David Botstein, the Anthony B. Evnin '62 Professor of Genomics at Princeton and director of the Lewis-Sigler Fellows program, adds that while the fellows' contributions to research are indeed vital, the program values their teaching abilities, as well. The fellows are required to teach in Princeton's Integrated Science curriculum, an innovative undergraduate program aimed at students interested in a career in science.

"The fellows are one of the major reasons for the success of the undergraduate program," he says. "In other places, the fellows would be expected to raise their own money, but we say, 'No, no, if you're going to do something that's valuable for us, we're going to pay you for it by making it possible to not have to raise your own money.' "

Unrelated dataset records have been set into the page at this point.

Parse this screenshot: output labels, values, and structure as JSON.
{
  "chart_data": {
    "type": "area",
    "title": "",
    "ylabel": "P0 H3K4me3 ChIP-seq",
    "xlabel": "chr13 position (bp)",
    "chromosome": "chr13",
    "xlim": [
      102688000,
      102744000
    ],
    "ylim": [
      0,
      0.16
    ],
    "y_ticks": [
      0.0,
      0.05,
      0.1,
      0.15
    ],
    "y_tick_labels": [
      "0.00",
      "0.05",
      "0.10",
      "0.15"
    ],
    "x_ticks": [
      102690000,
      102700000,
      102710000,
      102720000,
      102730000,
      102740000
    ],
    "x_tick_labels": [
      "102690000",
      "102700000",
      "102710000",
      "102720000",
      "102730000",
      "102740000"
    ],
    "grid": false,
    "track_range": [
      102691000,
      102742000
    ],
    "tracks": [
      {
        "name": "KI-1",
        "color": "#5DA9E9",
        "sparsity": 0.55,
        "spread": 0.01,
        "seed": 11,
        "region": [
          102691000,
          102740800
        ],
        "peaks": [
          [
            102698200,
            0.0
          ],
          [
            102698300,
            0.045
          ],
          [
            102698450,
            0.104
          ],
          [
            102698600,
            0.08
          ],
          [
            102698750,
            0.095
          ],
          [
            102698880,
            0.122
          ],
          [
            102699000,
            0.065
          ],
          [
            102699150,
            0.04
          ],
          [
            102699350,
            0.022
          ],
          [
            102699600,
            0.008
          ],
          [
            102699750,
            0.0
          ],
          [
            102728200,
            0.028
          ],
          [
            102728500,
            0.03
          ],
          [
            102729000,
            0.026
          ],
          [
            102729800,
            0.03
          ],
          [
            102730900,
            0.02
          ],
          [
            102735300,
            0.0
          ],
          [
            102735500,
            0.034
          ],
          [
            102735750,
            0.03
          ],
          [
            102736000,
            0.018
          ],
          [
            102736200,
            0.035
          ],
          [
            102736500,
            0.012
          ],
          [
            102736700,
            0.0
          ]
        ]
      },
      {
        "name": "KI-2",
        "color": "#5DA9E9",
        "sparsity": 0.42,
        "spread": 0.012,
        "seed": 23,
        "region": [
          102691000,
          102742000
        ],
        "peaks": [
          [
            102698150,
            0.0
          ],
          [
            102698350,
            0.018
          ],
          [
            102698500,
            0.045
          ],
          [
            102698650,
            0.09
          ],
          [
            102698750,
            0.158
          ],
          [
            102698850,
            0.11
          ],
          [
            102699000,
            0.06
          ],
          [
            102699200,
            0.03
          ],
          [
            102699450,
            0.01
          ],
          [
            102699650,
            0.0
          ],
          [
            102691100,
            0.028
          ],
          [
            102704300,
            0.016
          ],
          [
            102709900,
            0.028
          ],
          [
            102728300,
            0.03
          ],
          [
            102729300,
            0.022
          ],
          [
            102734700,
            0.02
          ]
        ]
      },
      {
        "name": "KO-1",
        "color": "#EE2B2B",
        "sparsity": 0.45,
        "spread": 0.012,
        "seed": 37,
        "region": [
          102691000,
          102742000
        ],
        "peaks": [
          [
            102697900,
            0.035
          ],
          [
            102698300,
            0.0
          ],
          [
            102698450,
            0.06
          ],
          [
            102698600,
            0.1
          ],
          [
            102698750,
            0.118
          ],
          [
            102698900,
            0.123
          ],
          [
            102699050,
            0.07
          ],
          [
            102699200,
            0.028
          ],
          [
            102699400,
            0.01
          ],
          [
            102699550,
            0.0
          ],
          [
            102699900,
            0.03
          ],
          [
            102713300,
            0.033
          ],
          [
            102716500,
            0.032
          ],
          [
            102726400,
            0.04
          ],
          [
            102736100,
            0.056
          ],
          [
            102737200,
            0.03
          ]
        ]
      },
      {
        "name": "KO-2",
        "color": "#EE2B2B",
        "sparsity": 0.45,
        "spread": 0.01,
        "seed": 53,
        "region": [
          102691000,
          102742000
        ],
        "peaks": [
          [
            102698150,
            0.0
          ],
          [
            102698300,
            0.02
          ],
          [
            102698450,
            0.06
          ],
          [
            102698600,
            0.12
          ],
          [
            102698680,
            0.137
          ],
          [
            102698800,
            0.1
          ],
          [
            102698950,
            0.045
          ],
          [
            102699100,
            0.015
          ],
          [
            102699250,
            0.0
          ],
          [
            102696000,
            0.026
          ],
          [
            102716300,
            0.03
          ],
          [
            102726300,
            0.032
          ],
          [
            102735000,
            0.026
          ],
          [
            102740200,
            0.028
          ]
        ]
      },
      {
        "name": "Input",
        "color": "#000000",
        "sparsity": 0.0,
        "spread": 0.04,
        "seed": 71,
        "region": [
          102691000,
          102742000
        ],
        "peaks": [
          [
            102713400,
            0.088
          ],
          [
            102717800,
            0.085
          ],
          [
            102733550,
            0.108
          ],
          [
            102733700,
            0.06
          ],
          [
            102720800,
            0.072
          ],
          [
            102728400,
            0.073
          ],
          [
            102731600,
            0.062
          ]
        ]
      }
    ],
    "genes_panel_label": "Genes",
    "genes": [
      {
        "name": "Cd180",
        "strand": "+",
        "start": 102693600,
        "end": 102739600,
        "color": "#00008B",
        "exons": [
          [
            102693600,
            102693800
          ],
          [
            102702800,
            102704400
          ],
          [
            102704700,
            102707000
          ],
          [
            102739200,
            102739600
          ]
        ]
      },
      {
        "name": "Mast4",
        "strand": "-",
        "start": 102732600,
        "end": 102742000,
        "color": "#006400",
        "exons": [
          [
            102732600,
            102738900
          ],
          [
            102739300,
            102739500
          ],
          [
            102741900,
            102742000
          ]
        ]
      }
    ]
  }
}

Despite the benefits these early-career independence programs have for both the fellows and their awarding institutions, Frankel cautions against expanding such programs. "The biggest issue, I think, is the question of quality and maturity," he says. "[H]ow many candidates are there who could really fit the bill here, who are really ready to go right from the beginning? There's clearly enough to populate a few of these really stellar fellows programs, … but if one were to ask, 'Is this going to be a model that's going to work at a broader national level?' I wouldn't be so sure about that."

 

Michael Price is a staff writer for Science Careers.